2.2.2 Reste à déterminer si une évolution significative depuis l'arrêt de la Cour de cassation française du 17 avril 2019 a été démontrée par l'appelant afin d'écarter tout abus de droit que pourrait constituer sa nouvelle demande en modification du jugement de divorce tendant à la suppression de la contribution d'entretien de l'intimée fondée sur le même argument, à savoir le concubinage qualifié de l'intimée avec G______.

Dans la procédure française, il a été relevé que G______ entretenait une relation affective avec l'intimée et qu'il se rendait fréquemment à F______ (France), dans l'appartement de l'intimée, bien que celle-ci était désormais domiciliée à Genève, et qu'il en possédait les clés depuis 2011. Il avait produit quatre rapports de détective privé, des attestations de proches et voisins ainsi que des photos couvrant la période de 2001 à 2014. Les autorités judiciaires françaises n'ont finalement pas retenu pour établi le fait qu'une assistance économique était apportée par ce dernier à l'intimée, ni même qu'une réelle communauté de vie existait au sein de leur couple, de sorte que le concubinage qualifié n'était pas démontré.

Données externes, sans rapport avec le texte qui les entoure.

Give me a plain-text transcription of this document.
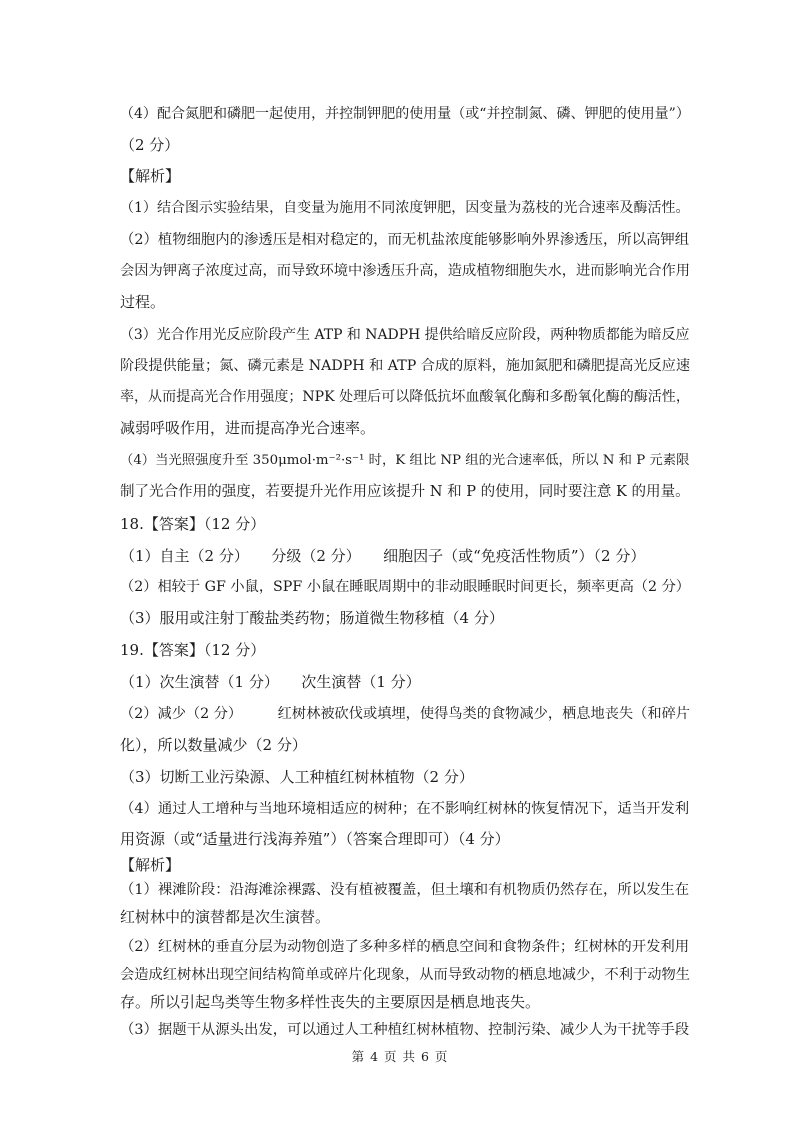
（4）配合氮肥和磷肥一起使用，并控制钾肥的使用量（或“并控制氮、磷、钾肥的使用量”）
（2 分）
【解析】
（1）结合图示实验结果，自变量为施用不同浓度钾肥，因变量为荔枝的光合速率及酶活性。
（2）植物细胞内的渗透压是相对稳定的，而无机盐浓度能够影响外界渗透压，所以高钾组
会因为钾离子浓度过高，而导致环境中渗透压升高，造成植物细胞失水，进而影响光合作用
过程。
（3）光合作用光反应阶段产生 ATP 和 NADPH 提供给暗反应阶段，两种物质都能为暗反应
阶段提供能量；氮、磷元素是 NADPH 和 ATP 合成的原料，施加氮肥和磷肥提高光反应速
率，从而提高光合作用强度；NPK 处理后可以降低抗坏血酸氧化酶和多酚氧化酶的酶活性，
减弱呼吸作用，进而提高净光合速率。
（4）当光照强度升至 350μmol·m⁻²·s⁻¹ 时，K 组比 NP 组的光合速率低，所以 N 和 P 元素限
制了光合作用的强度，若要提升光作用应该提升 N 和 P 的使用，同时要注意 K 的用量。
18.【答案】（12 分）
（1）自主（2 分）　　分级（2 分）　　细胞因子（或“免疫活性物质”）（2 分）
（2）相较于 GF 小鼠，SPF 小鼠在睡眠周期中的非动眼睡眠时间更长，频率更高（2 分）
（3）服用或注射丁酸盐类药物；肠道微生物移植（4 分）
19.【答案】（12 分）
（1）次生演替（1 分）　　次生演替（1 分）
（2）减少（2 分）　　　红树林被砍伐或填埋，使得鸟类的食物减少，栖息地丧失（和碎片
化），所以数量减少（2 分）
（3）切断工业污染源、人工种植红树林植物（2 分）
（4）通过人工增种与当地环境相适应的树种；在不影响红树林的恢复情况下，适当开发利
用资源（或“适量进行浅海养殖”）（答案合理即可）（4 分）
【解析】
（1）裸滩阶段：沿海滩涂裸露、没有植被覆盖，但土壤和有机物质仍然存在，所以发生在
红树林中的演替都是次生演替。
（2）红树林的垂直分层为动物创造了多种多样的栖息空间和食物条件；红树林的开发利用
会造成红树林出现空间结构简单或碎片化现象，从而导致动物的栖息地减少，不利于动物生
存。所以引起鸟类等生物多样性丧失的主要原因是栖息地丧失。
（3）据题干从源头出发，可以通过人工种植红树林植物、控制污染、减少人为干扰等手段
第 4 页 共 6 页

L'appelant allègue, dans le cadre de la présente procédure, outre ce qui ressort de la procédure française, que l'intimée et G______ vivraient désormais ensemble à F______ (France), sans dormir à leurs domiciles respectifs, et qu'ils se rendent ensemble aux fêtes de famille. Il produit à ce propos un nouveau rapport de détective privé, couvrant la période postérieure à 2020, ainsi que des photos de famille. Ces éléments constituent, contrairement à ce qu'a retenu le premier juge, des faits et moyens de preuve nouveaux qui démontrent une évolution suffisamment significative par rapport au complexe de faits présenté dans le cadre de la procédure française, de sorte que le dépôt d'une nouvelle demande de l'appelant en modification du jugement de divorce ne constitue pas un abus de droit. Le Tribunal ne pouvait ainsi pas déclarer la demande de l'appelant irrecevable en admettant l'exception de l'autorité de la chose jugée de l'arrêt de la Cour de cassation française du 17 avril 2019.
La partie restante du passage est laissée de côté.